A former Food and Drug Administration scientist said his job was eliminated after he raised concerns about the risks of radiation exposure from high-grade medical scanning.
Dr. Julian Nicholas said at a public hearing that he and other FDA staffers "were pressured to change their scientific opinion" after they opposed the approval of a CT scanner for routine colon cancer screening. Nicholas said that he objected to exposing otherwise healthy patients to the cancer risks of radiation.
After FDA officials pushed ahead with plans to clear the device, Nicholas, now a physician at the Scripps Clinic in San Diego, said he and eight other staffers raised their concerns with the division's top director Dr. Jeffrey Shuren last September. The device apparently is still under review.
"Scientific and regulatory review process for medical devices was being distorted by managers who were not following the laws," Nicholas said. A month later Nicholas' position was terminated, he said.
Nicholas does not think there was undue influence by the manufacturer in his ouster, but that his more cautious stance was in opposition to that of FDA higher-ups.
The allegations about suppression of scientific dissent come at an inopportune time for the agency.
The FDA announced an effort to improve scanning safety in February after three California hospitals reported hundreds of acute radiation overdoses last year, with many patients reporting lost hair and skin redness.
FDA medical reviewer Dr. Robert Smith, a colleague of Nicholas, said he hoped the FDA would learn a lesson from Nicholas' testimony.
"Science must not be ignored, suppressed, or distorted as that endangers the public," Smith told the audience.
Smith, who still works for the agency, supported Nicholas' conclusion that CT scanning for colon cancer should be rejected on safety grounds.
As a reviewer of medical device applications, Nicholas repeatedly rejected a manufacturers' request to market a CT scanner specifically for colon cancer screening. According to Nicholas, between 1.5 and 2 percent of cancers are caused by CT scanning, and he did not want to see scanning used when a conventional colonoscopy could be used instead.

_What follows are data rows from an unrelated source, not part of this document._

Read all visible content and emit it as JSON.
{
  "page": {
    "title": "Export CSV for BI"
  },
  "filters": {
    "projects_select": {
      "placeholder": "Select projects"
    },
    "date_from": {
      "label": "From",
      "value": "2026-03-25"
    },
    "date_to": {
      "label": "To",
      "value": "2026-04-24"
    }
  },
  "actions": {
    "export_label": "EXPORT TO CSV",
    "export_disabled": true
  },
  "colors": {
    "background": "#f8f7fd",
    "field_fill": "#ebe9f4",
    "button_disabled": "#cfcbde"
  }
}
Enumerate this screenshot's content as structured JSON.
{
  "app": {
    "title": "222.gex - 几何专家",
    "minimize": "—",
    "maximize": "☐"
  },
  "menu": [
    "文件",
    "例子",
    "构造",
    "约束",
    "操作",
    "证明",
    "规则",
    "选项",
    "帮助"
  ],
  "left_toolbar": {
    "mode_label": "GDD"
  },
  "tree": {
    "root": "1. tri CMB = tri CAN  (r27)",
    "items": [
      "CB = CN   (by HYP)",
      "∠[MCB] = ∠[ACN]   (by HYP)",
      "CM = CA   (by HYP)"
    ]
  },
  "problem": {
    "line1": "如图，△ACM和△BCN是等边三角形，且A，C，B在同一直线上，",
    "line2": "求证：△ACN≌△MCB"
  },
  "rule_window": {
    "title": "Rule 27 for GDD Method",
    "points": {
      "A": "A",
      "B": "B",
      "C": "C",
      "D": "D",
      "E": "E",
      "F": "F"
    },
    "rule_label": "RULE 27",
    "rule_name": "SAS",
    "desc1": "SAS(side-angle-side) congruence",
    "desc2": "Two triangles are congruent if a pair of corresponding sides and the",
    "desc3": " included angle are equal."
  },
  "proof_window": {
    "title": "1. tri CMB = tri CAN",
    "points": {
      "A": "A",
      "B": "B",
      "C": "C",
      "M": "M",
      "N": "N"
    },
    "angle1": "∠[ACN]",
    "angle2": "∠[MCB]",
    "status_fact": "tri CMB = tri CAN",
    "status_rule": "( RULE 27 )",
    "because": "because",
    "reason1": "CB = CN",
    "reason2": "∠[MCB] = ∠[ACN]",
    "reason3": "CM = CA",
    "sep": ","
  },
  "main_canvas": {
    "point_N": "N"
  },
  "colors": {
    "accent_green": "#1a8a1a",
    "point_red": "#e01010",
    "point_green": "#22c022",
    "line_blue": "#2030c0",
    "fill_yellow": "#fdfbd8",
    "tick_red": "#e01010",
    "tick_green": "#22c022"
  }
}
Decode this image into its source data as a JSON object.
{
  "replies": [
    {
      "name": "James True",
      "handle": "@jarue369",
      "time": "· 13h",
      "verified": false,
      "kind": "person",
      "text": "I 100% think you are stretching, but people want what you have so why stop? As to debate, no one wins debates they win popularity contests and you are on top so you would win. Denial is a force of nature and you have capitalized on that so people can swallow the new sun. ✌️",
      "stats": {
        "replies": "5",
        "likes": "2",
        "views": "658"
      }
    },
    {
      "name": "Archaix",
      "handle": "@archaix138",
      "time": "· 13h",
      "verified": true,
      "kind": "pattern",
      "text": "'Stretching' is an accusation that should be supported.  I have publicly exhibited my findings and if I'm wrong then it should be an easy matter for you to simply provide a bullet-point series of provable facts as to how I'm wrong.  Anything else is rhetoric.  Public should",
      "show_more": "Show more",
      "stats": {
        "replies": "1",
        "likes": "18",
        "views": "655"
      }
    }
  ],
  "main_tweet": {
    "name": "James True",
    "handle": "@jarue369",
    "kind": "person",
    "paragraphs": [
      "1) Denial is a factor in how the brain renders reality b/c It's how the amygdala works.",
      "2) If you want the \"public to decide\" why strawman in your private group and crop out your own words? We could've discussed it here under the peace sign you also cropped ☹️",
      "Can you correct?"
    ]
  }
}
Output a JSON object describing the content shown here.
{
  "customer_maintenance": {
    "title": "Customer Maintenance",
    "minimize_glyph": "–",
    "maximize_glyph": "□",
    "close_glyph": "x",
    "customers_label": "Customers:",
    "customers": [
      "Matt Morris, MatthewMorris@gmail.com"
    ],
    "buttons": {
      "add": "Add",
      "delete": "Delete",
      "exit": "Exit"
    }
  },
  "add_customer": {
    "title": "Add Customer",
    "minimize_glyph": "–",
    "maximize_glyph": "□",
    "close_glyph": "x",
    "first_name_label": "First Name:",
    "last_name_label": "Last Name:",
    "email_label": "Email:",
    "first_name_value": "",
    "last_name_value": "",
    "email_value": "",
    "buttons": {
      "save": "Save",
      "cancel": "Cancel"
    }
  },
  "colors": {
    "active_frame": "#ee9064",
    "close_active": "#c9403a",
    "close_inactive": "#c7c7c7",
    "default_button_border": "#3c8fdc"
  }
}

CT scans provide detailed, three-dimensional images of the body, but at a cost — one CT chest scan carries as much radiation as nearly 400 chest X-rays, according to the FDA.
In a June 2009 letter to senior managers, Nicholas stressed that patients should be warned of the radiation risks of CT scanning.
"I hope you understand that the failure to include a warning on the label will mean that patients will undoubtedly develop abdominal cancer and leukemia," Nicholas wrote "It may not happen tomorrow, but yes, sadly it will happen."
Nicholas said he was ridiculed by agency managers for "raising the bugaboo of radiation."
Medical experts are somewhat divided over the usefulness of the so-called virtual colonoscopy, which was designed as a less-invasive alternative to colonoscopy.
The American Cancer Society and the American College of Radiology endorse the procedure for its potential to boost screening for colon cancer, the country's second leading cancer killer.
But some insurers and the government's own Medicare program refuse to pay for the procedure, questioning its effectiveness and the rationale of exposing healthy patients to radiation.
Supporters of the procedure say that virtual colonoscopies use low levels of radiation that don't threaten older patients who get colonoscopies. Radiation exposure that causes cancer accumulates over a lifetime, making younger people the most at risk population for screening.
CT scans became popular because they offer a quick, relatively cheap way to get an almost surgical view of the body. Doctors are free to use them as they choose, but FDA approval for specific indications allows companies to tout those uses in marketing materials.
The average American's radiation exposure has nearly doubled in the last three decades, largely due to CT tests, according to the FDA.